Soulignons qu’on teste ici une théorie qui est certes célèbre, mais qui concerne un autre pays. La grande majorité des sondés ne maîtrise clairement pas l’étendue du sujet, et des débats aux États-Unis.
Comme la presse en rajoute régulièrement, et qu’on a reparlé de l’affaire en 2017, il est peu surprenant d’arriver à un score élevé de Français qui doutent (Sources : ici, ici et là) :
Comment pourrait-il en être autrement, sachant qu’aux États-Unis, les Américains rejettent à plus de 60 % l’hypothèse “Oswald comme unique tireur” (Source) :
Notez que le sondeur américain a su poser correctement la question, exprimée clairement et ne testant qu’une hypothèse à la fois, sans aller chercher des “Plutôt d’accord” : “Estimez-vous que, dans l’assassinat de JFK, il y avait un seul assassin, ou alors que d’autres personnes sont impliquées ?”
Et encore, plus le temps passe, moins les gens croient à cette hypothèse (Source) :
Là encore, peu surprenant pour les États-Unis, car un rapport parlementaire officiel de 1979 a même évoqué cette piste (précisons très clairement que ces éléments ont été très fortement remis en question ensuite, lire ici et ici) – mais il est donc peu étonnant que les gens doutent ensuite… On voit qu’on a ici une théorie du complot qui n’est pas du tout au même niveau que des théories de type “reptiliens” ou “la terre est plate”.
Plus précisément, on s’aperçoit ici que les jeunes sont nettement moins réceptifs à cette théorie, à l’instar – à nouveau -, des plus éduqués :
Mais au final, on peut aussi se demander quel est l’intérêt concret de poser cette question, si ce n’est d’avoir une théorie “complotiste” avec un haut score.
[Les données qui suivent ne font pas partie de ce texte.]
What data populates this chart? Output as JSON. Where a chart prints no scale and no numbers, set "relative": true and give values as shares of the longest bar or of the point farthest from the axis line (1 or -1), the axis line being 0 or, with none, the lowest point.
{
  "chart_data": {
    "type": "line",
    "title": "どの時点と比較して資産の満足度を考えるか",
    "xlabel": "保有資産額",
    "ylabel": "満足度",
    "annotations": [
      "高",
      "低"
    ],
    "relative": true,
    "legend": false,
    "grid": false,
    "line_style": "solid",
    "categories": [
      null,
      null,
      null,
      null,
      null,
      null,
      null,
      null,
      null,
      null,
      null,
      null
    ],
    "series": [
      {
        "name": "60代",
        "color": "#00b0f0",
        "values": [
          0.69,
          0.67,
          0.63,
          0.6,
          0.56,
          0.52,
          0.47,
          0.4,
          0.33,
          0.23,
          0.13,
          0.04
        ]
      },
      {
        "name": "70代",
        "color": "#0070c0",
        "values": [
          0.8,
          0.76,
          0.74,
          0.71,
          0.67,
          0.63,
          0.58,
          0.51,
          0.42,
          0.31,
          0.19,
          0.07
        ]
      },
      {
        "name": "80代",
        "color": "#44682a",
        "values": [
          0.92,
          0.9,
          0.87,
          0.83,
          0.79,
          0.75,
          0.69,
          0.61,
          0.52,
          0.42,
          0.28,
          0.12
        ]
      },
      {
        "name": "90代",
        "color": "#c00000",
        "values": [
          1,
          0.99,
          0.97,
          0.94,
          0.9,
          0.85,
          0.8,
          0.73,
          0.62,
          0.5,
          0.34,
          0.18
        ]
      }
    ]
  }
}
D’autant que la CIA a été impliquée dans plusieurs assassinats ou tentatives d’assassinats de dirigeants étrangers, il y a peut-être des choses plus urgentes à analyser…
3. Le virus du sida a été créé en laboratoire et testé sur la population africaine avant de se répandre à travers le monde (10 % de pleine adhésion)
Cette question teste cette fois 3 sous-sujets :
A/ Le virus du sida a été créé en laboratoire
B/ Le virus du sida a été testé sur la population africaine
C/ Le virus du sida s’est répandu à travers le monde
La question aurait gagné à être allégée, un peu dans ce style : “Le virus du Sida a été créé volontairement dans le but de contaminer l’espèce humaine”
Là encore, impossible de savoir ce qui a vraiment été déterminant dans la réponse des sondés.
On note aussi qu’il y a peu de différence “d’adhésion” entre les différentes personnes en activité professionnelle :
4. Les groupes terroristes djihadistes comme Al-Qaïda ou Daech sont en réalité manipulés par les services secrets occidentaux (7 % de pleine adhésion)
On a enfin une question unique. Mais, pas de chance, elle contient 2 lourdes erreurs de formulation :
a) “Les groupes terroristes djihadistes comme Al-Qaïda ou Daech” : du coup on ne sait pas de qui on parle, puisqu’on n’a pas limité à Daech. Dans les “groupes terroristes djihadistes”, on a donc par exemple des rebelles djihadistes syriens à qui l’Occident à clandestinement livré des armes…
b) “manipulés” : quel est le sens exact ? Qu’ils obéissent au doigt et à l’oeil directement à la CIA ? Que la CIA y a infiltré quelques agents ? Que la CIA leur fait simplement livrer des armes de façon clandestine ? Que la CIA aide des pays qui soutiennent ces groupes ? Cela fait un éventail potentiellement très large.
Si rien ne vient soutenir une réponse fermement positive à la question posée, il est tout à fait possible que des personnes qui doutent un minimum aient pu être influencées par certains éléments. Comme l’opération Timber Sycamore de la CIA (révélée par le New York Times en 2016) qui a apporté beaucoup de soutien à bon nombre de djihadistes syriens :
Les sondés ont aussi pu être influencés par le fait que le Secrétaire d’État John Kerry ait reconnu dans une conversation privée qu’Obama espérait se servir de Daech comme un levier contre Assad (Source) :
Ou encore par le fait qu’Evan McMullin, ancien agent de la CIA, et ancien candidat à la présidentielle américaine ait dit ceci (source) :
Sans même parler de ce genre d’information (Source) :
Il est donc assez normal que tout ceci génère des doutes pour répondre à la question posée.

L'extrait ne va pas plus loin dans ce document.